🤖 AI Summary
This work addresses the challenge of non-differentiability in contact-rich robotic simulation, where collision detection, contact dynamics, and time integration hinder the effective computation of gradients and Hessians. To overcome the differentiability bottleneck primarily at the collision detection stage, the paper proposes a novel approach for constructing smooth, differentiable contact manifolds using highly expressive analytical signed distance fields (SDFs).
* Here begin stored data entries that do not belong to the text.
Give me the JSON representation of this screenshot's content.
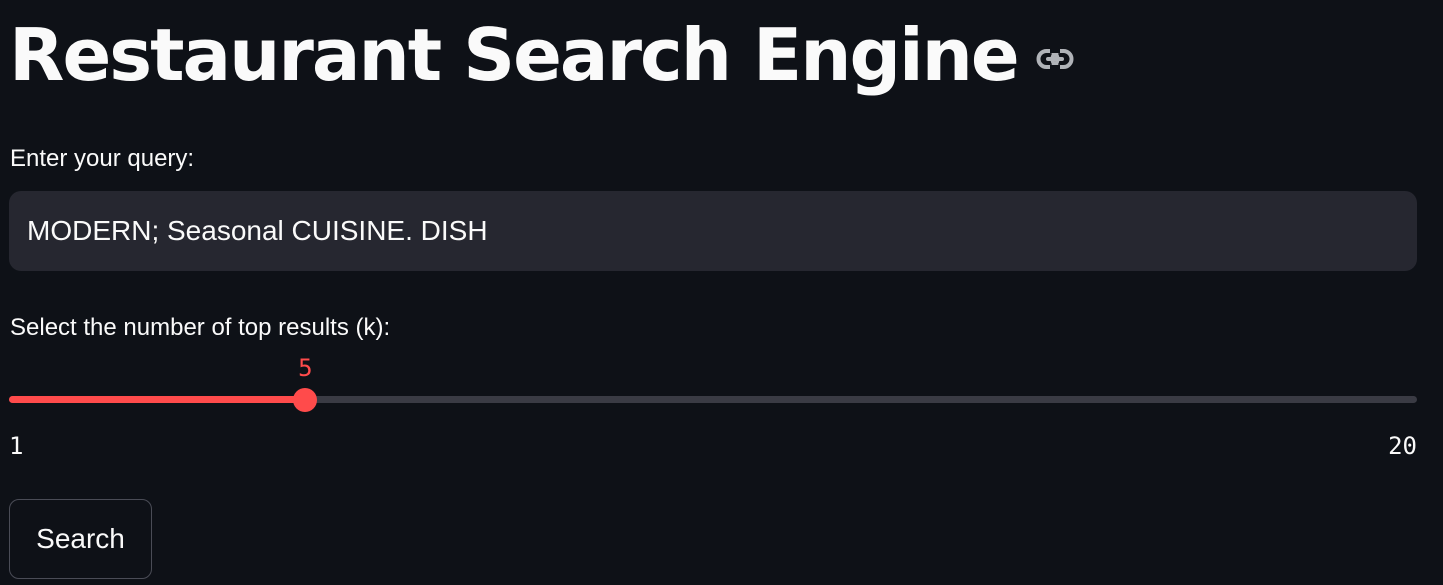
{
  "header": {
    "title": "Restaurant Search Engine",
    "anchor_icon": "link-icon"
  },
  "query": {
    "label": "Enter your query:",
    "value": "MODERN; Seasonal CUISINE. DISH",
    "placeholder": ""
  },
  "slider": {
    "label": "Select the number of top results (k):",
    "value": 5,
    "min": 1,
    "max": 20,
    "min_label": "1",
    "max_label": "20",
    "value_label": "5"
  },
  "actions": {
    "search_label": "Search"
  },
  "colors": {
    "background": "#0e1117",
    "accent": "#ff4b4b",
    "input_bg": "#262730",
    "text": "#fafafa"
  }
}
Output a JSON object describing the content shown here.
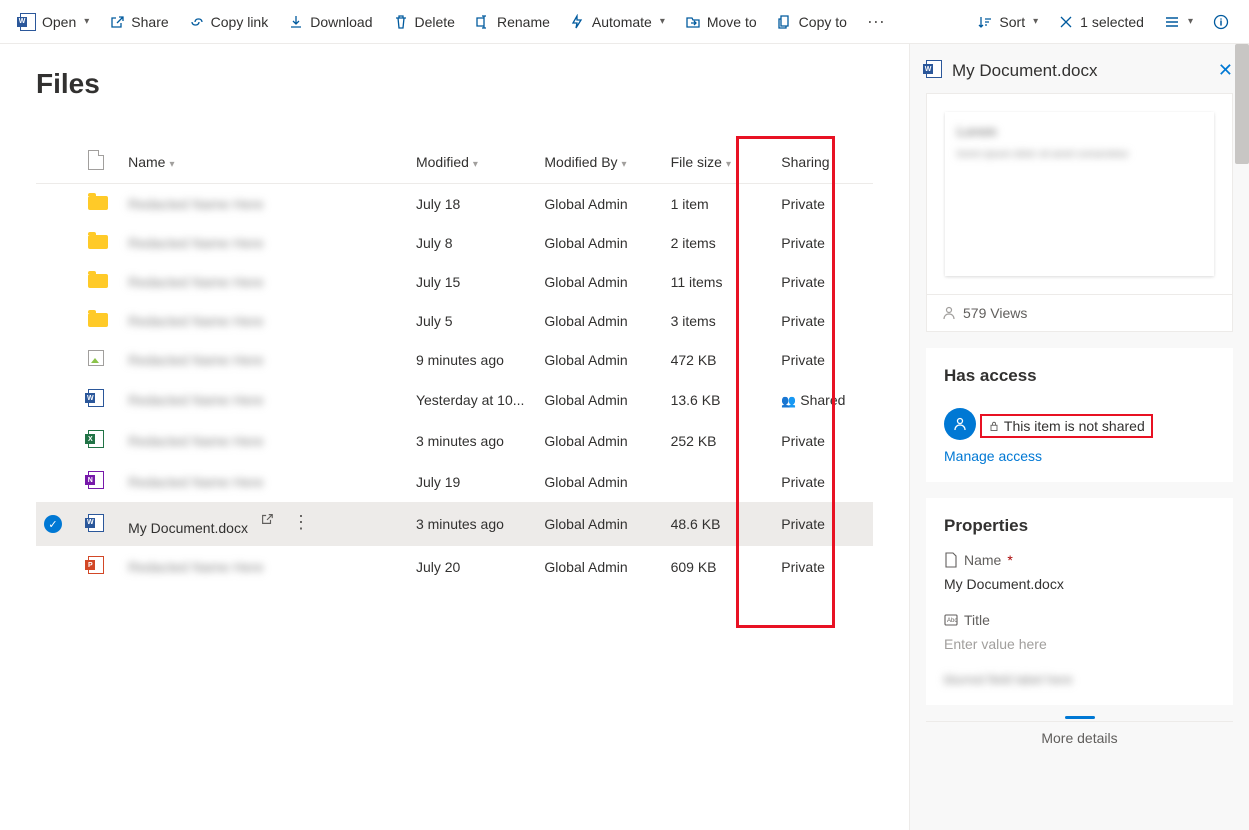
{
  "toolbar": {
    "open": "Open",
    "share": "Share",
    "copylink": "Copy link",
    "download": "Download",
    "delete": "Delete",
    "rename": "Rename",
    "automate": "Automate",
    "moveto": "Move to",
    "copyto": "Copy to",
    "sort": "Sort",
    "selected": "1 selected"
  },
  "page": {
    "title": "Files"
  },
  "columns": {
    "name": "Name",
    "modified": "Modified",
    "modifiedby": "Modified By",
    "filesize": "File size",
    "sharing": "Sharing"
  },
  "rows": [
    {
      "icon": "folder",
      "name": "blurred",
      "modified": "July 18",
      "modifiedby": "Global Admin",
      "filesize": "1 item",
      "sharing": "Private"
    },
    {
      "icon": "folder",
      "name": "blurred",
      "modified": "July 8",
      "modifiedby": "Global Admin",
      "filesize": "2 items",
      "sharing": "Private"
    },
    {
      "icon": "folder",
      "name": "blurred",
      "modified": "July 15",
      "modifiedby": "Global Admin",
      "filesize": "11 items",
      "sharing": "Private"
    },
    {
      "icon": "folder",
      "name": "blurred",
      "modified": "July 5",
      "modifiedby": "Global Admin",
      "filesize": "3 items",
      "sharing": "Private"
    },
    {
      "icon": "img",
      "name": "blurred",
      "modified": "9 minutes ago",
      "modifiedby": "Global Admin",
      "filesize": "472 KB",
      "sharing": "Private"
    },
    {
      "icon": "doc",
      "name": "blurred",
      "modified": "Yesterday at 10...",
      "modifiedby": "Global Admin",
      "filesize": "13.6 KB",
      "sharing": "Shared",
      "sharedIcon": true
    },
    {
      "icon": "xls",
      "name": "blurred",
      "modified": "3 minutes ago",
      "modifiedby": "Global Admin",
      "filesize": "252 KB",
      "sharing": "Private"
    },
    {
      "icon": "one",
      "name": "blurred",
      "modified": "July 19",
      "modifiedby": "Global Admin",
      "filesize": "",
      "sharing": "Private"
    },
    {
      "icon": "doc",
      "name": "My Document.docx",
      "modified": "3 minutes ago",
      "modifiedby": "Global Admin",
      "filesize": "48.6 KB",
      "sharing": "Private",
      "selected": true
    },
    {
      "icon": "ppt",
      "name": "blurred",
      "modified": "July 20",
      "modifiedby": "Global Admin",
      "filesize": "609 KB",
      "sharing": "Private"
    }
  ],
  "details": {
    "title": "My Document.docx",
    "views": "579 Views",
    "access": {
      "heading": "Has access",
      "notshared": "This item is not shared",
      "manage": "Manage access"
    },
    "properties": {
      "heading": "Properties",
      "name_label": "Name",
      "name_value": "My Document.docx",
      "title_label": "Title",
      "title_placeholder": "Enter value here"
    },
    "more": "More details"
  }
}
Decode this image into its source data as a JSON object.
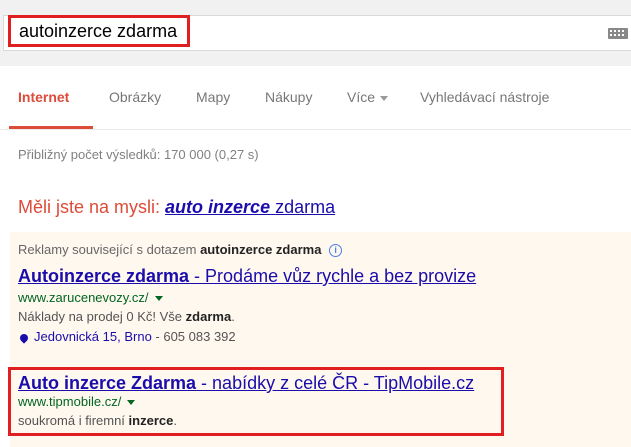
{
  "search": {
    "query": "autoinzerce zdarma",
    "keyboard_icon": "keyboard-icon"
  },
  "tabs": [
    {
      "label": "Internet",
      "active": true
    },
    {
      "label": "Obrázky"
    },
    {
      "label": "Mapy"
    },
    {
      "label": "Nákupy"
    },
    {
      "label": "Více"
    },
    {
      "label": "Vyhledávací nástroje"
    }
  ],
  "stats": "Přibližný počet výsledků: 170 000 (0,27 s)",
  "did_you_mean": {
    "label": "Měli jste na mysli:",
    "suggestion_bold": "auto inzerce",
    "suggestion_rest": "zdarma"
  },
  "ads": {
    "header_prefix": "Reklamy související s dotazem",
    "header_query": "autoinzerce zdarma",
    "items": [
      {
        "title_bold": "Autoinzerce zdarma",
        "title_rest": " - Prodáme vůz rychle a bez provize",
        "url": "www.zarucenevozy.cz/",
        "desc_prefix": "Náklady na prodej 0 Kč! Vše ",
        "desc_bold": "zdarma",
        "desc_suffix": ".",
        "address": "Jedovnická 15, Brno",
        "phone": " - 605 083 392"
      },
      {
        "title_bold": "Auto inzerce Zdarma",
        "title_rest": " - nabídky z celé ČR - TipMobile.cz",
        "url": "www.tipmobile.cz/",
        "desc_prefix": "soukromá i firemní ",
        "desc_bold": "inzerce",
        "desc_suffix": "."
      }
    ]
  },
  "colors": {
    "accent_red": "#dd4b39",
    "link_blue": "#1a0dab",
    "url_green": "#006621",
    "ad_background": "#fff8ef",
    "highlight_box": "#e02020"
  }
}
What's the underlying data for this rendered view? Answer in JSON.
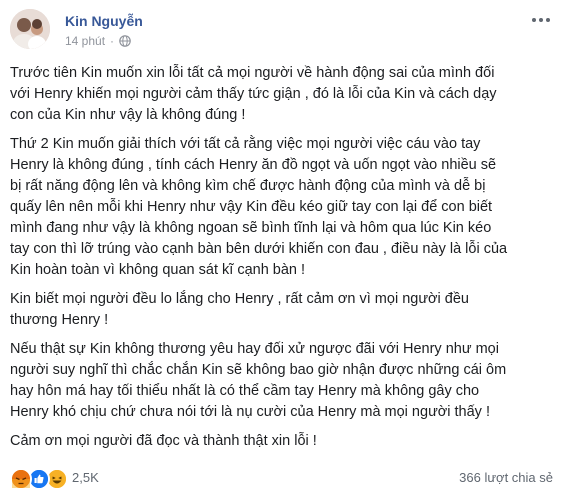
{
  "post": {
    "author": "Kin Nguyễn",
    "time": "14 phút",
    "separator": "·",
    "privacy_icon": "globe-icon"
  },
  "content": {
    "paragraphs": [
      {
        "lines": [
          "Trước tiên Kin muốn xin lỗi tất cả mọi người về hành động sai của mình đối",
          "với Henry khiến mọi người cảm thấy tức giận , đó là lỗi của Kin và cách dạy",
          "con của Kin như vậy là không đúng !"
        ]
      },
      {
        "lines": [
          "Thứ 2 Kin muốn giải thích với tất cả rằng việc mọi người việc cáu vào tay",
          "Henry là không đúng , tính cách Henry ăn đồ ngọt và uốn ngọt vào nhiều sẽ",
          "bị rất năng động lên và không kìm chế được hành động của mình và dễ bị",
          "quấy lên nên mỗi khi Henry như vậy Kin đều kéo giữ tay con lại để con biết",
          "mình đang như vậy là không ngoan sẽ bình tĩnh lại và hôm qua lúc Kin kéo",
          "tay con thì lỡ trúng vào cạnh bàn bên dưới khiến con đau , điều này là lỗi của",
          "Kin hoàn toàn vì không quan sát kĩ cạnh bàn !"
        ]
      },
      {
        "lines": [
          "Kin biết mọi người đều lo lắng cho Henry , rất cảm ơn vì mọi người đều",
          "thương Henry !"
        ]
      },
      {
        "lines": [
          "Nếu thật sự Kin không thương yêu hay đối xử ngược đãi với Henry như mọi",
          "người suy nghĩ thì chắc chắn Kin sẽ không bao giờ nhận được những cái ôm",
          "hay hôn má hay tối thiểu nhất là có thể cầm tay Henry mà không gây cho",
          "Henry khó chịu chứ chưa nói tới là nụ cười của Henry mà mọi người thấy !"
        ]
      },
      {
        "lines": [
          "Cảm ơn mọi người đã đọc và thành thật xin lỗi !"
        ]
      }
    ]
  },
  "footer": {
    "reactions": [
      "angry-icon",
      "like-icon",
      "haha-icon"
    ],
    "reaction_count": "2,5K",
    "shares": "366 lượt chia sẻ"
  },
  "colors": {
    "author": "#385898",
    "meta": "#90949c",
    "text": "#1c1e21",
    "like": "#1877f2",
    "angry": "#e9710f",
    "haha": "#f7b125"
  }
}
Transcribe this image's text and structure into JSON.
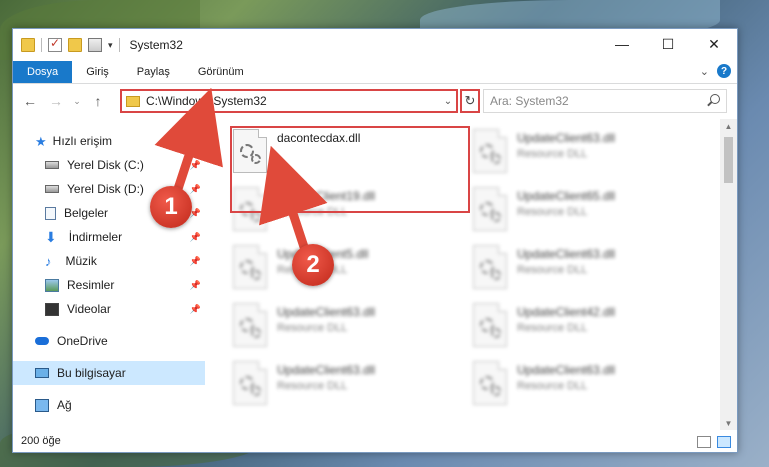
{
  "window": {
    "title": "System32",
    "controls": {
      "minimize": "—",
      "maximize": "☐",
      "close": "✕"
    }
  },
  "ribbon": {
    "tabs": [
      "Dosya",
      "Giriş",
      "Paylaş",
      "Görünüm"
    ],
    "expand": "⌄",
    "help": "?"
  },
  "nav": {
    "back": "←",
    "forward": "→",
    "recent": "⌄",
    "up": "↑",
    "address": "C:\\Windows\\System32",
    "address_dropdown": "⌄",
    "refresh": "↻",
    "search_placeholder": "Ara: System32"
  },
  "sidebar": {
    "items": [
      {
        "label": "Hızlı erişim",
        "icon": "star-icon"
      },
      {
        "label": "Yerel Disk (C:)",
        "icon": "disk-icon",
        "pinned": true
      },
      {
        "label": "Yerel Disk (D:)",
        "icon": "disk-icon",
        "pinned": true
      },
      {
        "label": "Belgeler",
        "icon": "document-icon",
        "pinned": true
      },
      {
        "label": "İndirmeler",
        "icon": "download-icon",
        "pinned": true
      },
      {
        "label": "Müzik",
        "icon": "music-icon",
        "pinned": true
      },
      {
        "label": "Resimler",
        "icon": "pictures-icon",
        "pinned": true
      },
      {
        "label": "Videolar",
        "icon": "video-icon",
        "pinned": true
      },
      {
        "label": "OneDrive",
        "icon": "cloud-icon"
      },
      {
        "label": "Bu bilgisayar",
        "icon": "computer-icon",
        "selected": true
      },
      {
        "label": "Ağ",
        "icon": "network-icon"
      }
    ],
    "pin_glyph": "📌"
  },
  "files": [
    {
      "name": "dacontecdax.dll",
      "sub": ""
    },
    {
      "name": "UpdateClient63.dll",
      "sub": "Resource DLL"
    },
    {
      "name": "UpdateClient19.dll",
      "sub": "Resource DLL"
    },
    {
      "name": "UpdateClient65.dll",
      "sub": "Resource DLL"
    },
    {
      "name": "UpdateClient5.dll",
      "sub": "Resource DLL"
    },
    {
      "name": "UpdateClient63.dll",
      "sub": "Resource DLL"
    },
    {
      "name": "UpdateClient63.dll",
      "sub": "Resource DLL"
    },
    {
      "name": "UpdateClient42.dll",
      "sub": "Resource DLL"
    },
    {
      "name": "UpdateClient63.dll",
      "sub": "Resource DLL"
    },
    {
      "name": "UpdateClient63.dll",
      "sub": "Resource DLL"
    }
  ],
  "status": {
    "count": "200 öğe"
  },
  "annotations": {
    "marker1": "1",
    "marker2": "2"
  },
  "colors": {
    "accent": "#1979ca",
    "highlight": "#d94545",
    "selected": "#cce8ff"
  }
}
This method enables efficient representation of complex 3D geometries and supports highly vectorized parallel computation. The resulting differentiable contact model provides a scalable and computationally efficient foundation for gradient-based robot motion planning and control.
📝 Abstract
Generating intelligent robot behavior in contact-rich settings is a research problem where zeroth-order methods currently prevail. Developing methods that make use of first/second order information about the dynamics holds great promise in terms of increasing the solution speed and computational efficiency. The main bottleneck in this research direction is the difficulty in obtaining useful gradients and Hessians, due to pathologies in all three steps of a common simulation pipeline: i) collision detection, ii) contact dynamics, iii) time integration. This abstract proposes a method that can address the collision detection part of the puzzle in a manner that is smoothly differentiable and massively vectorizable. This is achieved via two contributions: i) a highly expressive class of analytical SDF primitives that can efficiently represent complex 3D surfaces, ii) a novel contact manifold generation routine that makes use of this geometry representation.